Case title – XXXX vs State of Madhya Pradesh & Anr

Case no. – Criminal Appeal No. 3431 OF 2023

Decided on – March 06, 2024

Quoram – Justice C.T. Ravikumar and Justice Rajesh Bindal

Facts of the case

The respondent 2/complainant, a married women had filed an FIR under Sections 376(2)(n) and 506 IPC alleging that her tenant (appellant)  maintained physical relationship with her on a promise to marry her.

The appellant in the present case filed an appeal under Section 482 Cr.P.C. for quashing the FIR against him. The High Court dismissed the petition filed by him. Subsequently, he filed an appeal before the Apex Court.

Court’s observation and analysis

Firstly, the Court noted the discrepancy in the FIR filed by the complainant and the statement recorded by her under Section 164 Cr.P.C.

In the FIR, the respondent/complainant stated that she managed her own cloth shop. As there was a dispute with her husband, she was living separately. She has a daughter aged 15 years. On 10.12.2018, she got divorce from her husband. In 2017, Sadbhav Company had taken first floor of their house on rent in which the appellant, who was working with the company, stayed. During spare time, the appellant used to meet her in the shop.

Gradually, the relations developed. The appellant proposed that in case she takes divorce, he will marry her. The complainant stated that after the divorce, on 10.01.2019, at about 11.00 PM, the appellant came to her room and had physical relations on false promise of marriage. When she insisted for marriage, he refused by saying that his family didn’t agree. Thereafter, the FIR was got recorded on 11.12.2020.

There was complete change in the stand of the complainant in her statement recorded under Section 164 Cr.P.C. The fact remains that the parties admittedly were in relations from 2017 onwards. Some alleged promise to marry came in January 2019, from where they started having physical relations.
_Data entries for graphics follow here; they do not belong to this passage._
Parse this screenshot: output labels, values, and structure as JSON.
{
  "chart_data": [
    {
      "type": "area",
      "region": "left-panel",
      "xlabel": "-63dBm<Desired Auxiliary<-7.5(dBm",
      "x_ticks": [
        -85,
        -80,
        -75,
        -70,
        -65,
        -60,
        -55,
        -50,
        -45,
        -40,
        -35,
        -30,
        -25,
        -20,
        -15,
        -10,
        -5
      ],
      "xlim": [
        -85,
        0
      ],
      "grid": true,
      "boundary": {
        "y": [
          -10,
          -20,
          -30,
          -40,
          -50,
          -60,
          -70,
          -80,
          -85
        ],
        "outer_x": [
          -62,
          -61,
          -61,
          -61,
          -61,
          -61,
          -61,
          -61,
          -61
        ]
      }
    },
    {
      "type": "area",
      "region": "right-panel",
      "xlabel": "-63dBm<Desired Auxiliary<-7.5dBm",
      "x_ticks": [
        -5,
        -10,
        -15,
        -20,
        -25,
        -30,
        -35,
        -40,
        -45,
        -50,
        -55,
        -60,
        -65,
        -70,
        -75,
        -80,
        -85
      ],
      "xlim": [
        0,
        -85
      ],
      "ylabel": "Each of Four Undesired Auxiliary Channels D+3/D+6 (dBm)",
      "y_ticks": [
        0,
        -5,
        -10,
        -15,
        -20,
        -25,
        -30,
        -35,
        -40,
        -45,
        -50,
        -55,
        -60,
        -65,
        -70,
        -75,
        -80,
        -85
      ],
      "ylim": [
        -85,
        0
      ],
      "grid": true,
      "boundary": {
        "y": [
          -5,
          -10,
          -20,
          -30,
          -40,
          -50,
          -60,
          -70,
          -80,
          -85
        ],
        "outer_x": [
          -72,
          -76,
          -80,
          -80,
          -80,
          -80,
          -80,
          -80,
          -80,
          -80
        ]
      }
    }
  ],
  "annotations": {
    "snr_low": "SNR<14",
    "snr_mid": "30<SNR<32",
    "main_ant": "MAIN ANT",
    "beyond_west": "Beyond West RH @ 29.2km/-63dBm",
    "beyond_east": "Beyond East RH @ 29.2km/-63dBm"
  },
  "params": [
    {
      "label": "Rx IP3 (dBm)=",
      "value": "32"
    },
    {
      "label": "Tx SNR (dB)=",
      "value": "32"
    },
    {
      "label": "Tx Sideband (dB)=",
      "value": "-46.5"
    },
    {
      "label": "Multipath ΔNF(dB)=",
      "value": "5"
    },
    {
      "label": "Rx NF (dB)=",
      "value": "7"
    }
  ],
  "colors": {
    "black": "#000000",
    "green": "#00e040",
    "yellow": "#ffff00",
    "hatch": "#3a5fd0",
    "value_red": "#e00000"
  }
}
It has also come on record that it is not only the consent of the complainant which is clearly evident but also of the parents and daughter of the complainant as they were living in the same house, where allegedly the appellant and the complainant were having physical relations.

Secondly, the court observed that, in the FIR the complainant stated that she got divorce from her earlier husband on 10.12.2018. But, in the statement under Section 164 Cr.P.C., she stated that marriage between the appellant and the complainant was solemnized in a temple in January 2019. However, in actuality, the complainant obtained divorce from her husband in 2021, which reveals that the complainant re-married the appellant during subsistence of her earlier marriage.

Thirdly, on the basis of the FIR and the statement recorded, the Court inferred there was no promise to marry initially when the relationship started in the year 2017. Even on the dates when the complainant alleges that the parties had physical relations, she was already married to the appellant. The Court relied on the precedence in Naim Ahamed v. State (NCT of Delhi) and ruled that the appellant was not guilty in the instant case.

Judgement

The complainant had a child who was 15 years old and was 10 years older than the tenant. The Court pointed out that the complainant was a mature individual who could foresee her actions and take right decision.

The Court stated that she was matured and intelligent enough to understand the consequences of the moral and immoral acts for which she consented during subsistence of her earlier marriage. Therefore, the Court held that the initiation of rape proceedings against the appellant was an abuse of process of law and quashed the FIR against the appellant.